Low-rank adaptive physics-informed HyperDeepONets for solving differential equations
This work addresses efficiency and performance issues in physics-informed machine learning for solving differential equations, representing an incremental improvement over existing methods.
The authors tackled the high memory and computational costs of HyperDeepONets by introducing PI-LoRA-HyperDeepONets, which use low-rank adaptation to reduce parameters by up to 70% while improving predictive accuracy and generalization in solving differential equations.

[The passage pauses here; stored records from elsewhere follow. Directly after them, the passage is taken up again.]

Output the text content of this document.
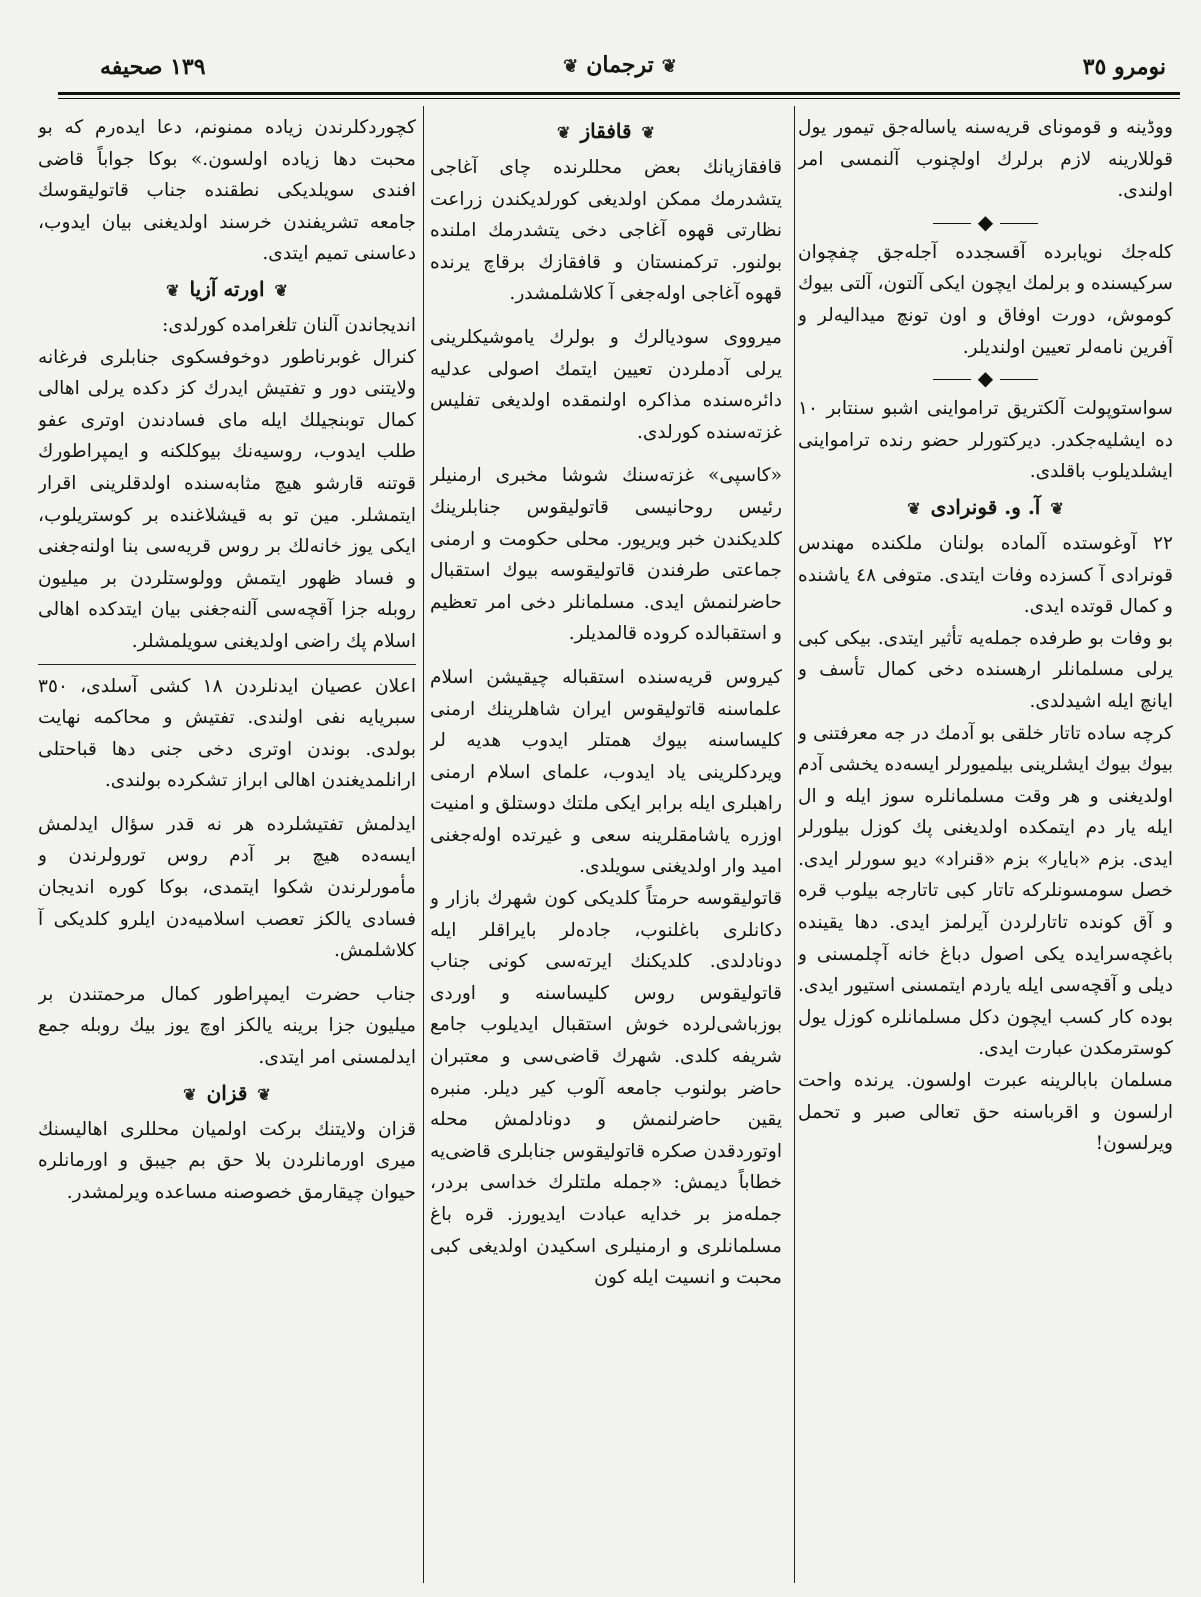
نومرو ٣٥
❦ترجمان❦
١٣٩ صحیفه

ووڈینه و قومونای قریه‌سنه یاساله‌جق تیمور یول قوللارینه لازم برلرك اولچنوب آلنمسی امر اولندی.

◆

کله‌جك نویابرده آقسجدده آجله‌جق چفچوان سرکیسنده و برلمك ایچون ایکی آلتون، آلتی بیوك کوموش، دورت اوفاق و اون تونچ میدالیه‌لر و آفرین نامه‌لر تعیین اولندیلر.

◆

سواستوپولت آلکتریق ترامواینی اشبو سنتابر ١٠ ده ایشلیه‌جکدر. دیرکتورلر حضو رنده ترامواینی ایشلدیلوب باقلدی.

❦آ. و. قونرادی❦

٢٢ آوغوستده آلماده بولنان ملکنده مهندس قونرادی آ کسزده وفات ایتدی. متوفی ٤٨ یاشنده و کمال قوتده ایدی.

بو وفات بو طرفده جمله‌یه تأثیر ایتدی. بیکی کبی یرلی مسلمانلر ارهسنده دخی کمال تأسف و ایانچ ایله اشیدلدی.

کرچه ساده تاتار خلقی بو آدمك در جه معرفتنی و بیوك بیوك ایشلرینی بیلمیورلر ایسه‌ده یخشی آدم اولدیغنی و هر وقت مسلمانلره سوز ایله و ال ایله یار دم ایتمکده اولدیغنی پك کوزل بیلورلر ایدی. بزم «بایار» بزم «قنراد» دیو سورلر ایدی. خصل سومسونلرکه تاتار کبی تاتارجه بیلوب قره و آق کونده تاتارلردن آیرلمز ایدی. دها یقینده باغچه‌سرایده یکی اصول دباغ خانه آچلمسنی و دیلی و آقچه‌سی ایله یاردم ایتمسنی استیور ایدی. بوده کار کسب ایچون دکل مسلمانلره کوزل یول کوسترمکدن عبارت ایدی.

مسلمان بابالرینه عبرت اولسون. یرنده واحت ارلسون و اقرباسنه حق تعالی صبر و تحمل ویرلسون!

❦قافقاز❦

قافقازیانك بعض محللرنده چای آغاجی یتشدرمك ممکن اولدیغی کورلدیکندن زراعت نظارتی قهوه آغاجی دخی یتشدرمك املنده بولنور. ترکمنستان و قافقازك برقاچ یرنده قهوه آغاجی اوله‌جغی آ کلاشلمشدر.

میرووی سودیالرك و بولرك یاموشیکلرینی یرلی آدملردن تعیین ایتمك اصولی عدلیه دائره‌سنده مذاکره اولنمقده اولدیغی تفلیس غزته‌سنده کورلدی.

«کاسپی» غزته‌سنك شوشا مخبری ارمنیلر رئیس روحانیسی قاتولیقوس جنابلرینك کلدیکندن خبر ویریور. محلی حکومت و ارمنی جماعتی طرفندن قاتولیقوسه بیوك استقبال حاضرلنمش ایدی. مسلمانلر دخی امر تعظیم و استقبالده کروده قالمدیلر.

کیروس قریه‌سنده استقباله چیقیشن اسلام علماسنه قاتولیقوس ایران شاهلرینك ارمنی کلیساسنه بیوك همتلر ایدوب هدیه لر ویردکلرینی یاد ایدوب، علمای اسلام ارمنی راهبلری ایله برابر ایکی ملتك دوستلق و امنیت اوزره یاشامقلرینه سعی و غیرتده اوله‌جغنی امید وار اولدیغنی سویلدی.

قاتولیقوسه حرمتاً کلدیکی کون شهرك بازار و دکانلری باغلنوب، جاده‌لر بایراقلر ایله دونادلدی. کلدیکنك ایرته‌سی کونی جناب قاتولیقوس روس کلیساسنه و اوردی بوزباشی‌لرده خوش استقبال ایدیلوب جامع شریفه کلدی. شهرك قاضی‌سی و معتبران حاضر بولنوب جامعه آلوب کیر دیلر. منبره یقین حاضرلنمش و دونادلمش محله اوتوردقدن صکره قاتولیقوس جنابلری قاضی‌یه خطاباً دیمش: «جمله ملتلرك خداسی بردر، جمله‌مز بر خدایه عبادت ایدیورز. قره باغ مسلمانلری و ارمنیلری اسکیدن اولدیغی کبی محبت و انسیت ایله کون

کچوردکلرندن زیاده ممنونم، دعا ایده‌رم که بو محبت دها زیاده اولسون.» بوکا جواباً قاضی افندی سویلدیکی نطقنده جناب قاتولیقوسك جامعه تشریفندن خرسند اولدیغنی بیان ایدوب، دعاسنی تمیم ایتدی.

❦اورته آزیا❦

اندیجاندن آلنان تلغرامده کورلدی:

کنرال غوبرناطور دوخوفسکوی جنابلری فرغانه ولایتنی دور و تفتیش ایدرك کز دکده یرلی اهالی کمال توبنجیلك ایله مای فسادندن اوتری عفو طلب ایدوب، روسیه‌نك بیوکلکنه و ایمپراطورك قوتنه قارشو هیچ مثابه‌سنده اولدقلرینی اقرار ایتمشلر. مین تو به قیشلاغنده بر کوستریلوب، ایکی یوز خانه‌لك بر روس قریه‌سی بنا اولنه‌جغنی و فساد ظهور ایتمش وولوستلردن بر میلیون روبله جزا آقچه‌سی آلنه‌جغنی بیان ایتدکده اهالی اسلام پك راضی اولدیغنی سویلمشلر.

اعلان عصیان ایدنلردن ١٨ کشی آسلدی، ٣٥٠ سبریایه نفی اولندی. تفتیش و محاکمه نهایت بولدی. بوندن اوتری دخی جنی دها قباحتلی ارانلمدیغندن اهالی ابراز تشکرده بولندی.

ایدلمش تفتیشلرده هر نه قدر سؤال ایدلمش ایسه‌ده هیچ بر آدم روس تورولرندن و مأمورلرندن شکوا ایتمدی، بوکا کوره اندیجان فسادی یالکز تعصب اسلامیه‌دن ایلرو کلدیکی آ کلاشلمش.

جناب حضرت ایمپراطور کمال مرحمتندن بر میلیون جزا برینه یالکز اوچ یوز بیك روبله جمع ایدلمسنی امر ایتدی.

❦قزان❦

قزان ولایتنك برکت اولمیان محللری اهالیسنك میری اورمانلردن بلا حق بم جیبق و اورمانلره حیوان چیقارمق خصوصنه مساعده ویرلمشدر.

HyperDeepONets were introduced in Lee, Cho and Hwang [ICLR, 2023] as an alternative architecture for operator learning, in which a hypernetwork generates the weights for the trunk net of a DeepONet. While this improves expressivity, it incurs high memory and computational costs due to the large number of output parameters required. In this work we introduce, in the physics-informed machine learning setting, a variation, PI-LoRA-HyperDeepONets, which leverage low-rank adaptation (LoRA) to reduce complexity by decomposing the hypernetwork's output layer weight matrix into two smaller low-rank matrices. This reduces the number of trainable parameters while introducing an extra regularization of the trunk networks' weights. Through extensive experiments on both ordinary and partial differential equations we show that PI-LoRA-HyperDeepONets achieve up to 70\% reduction in parameters and consistently outperform regular HyperDeepONets in terms of predictive accuracy and generalization.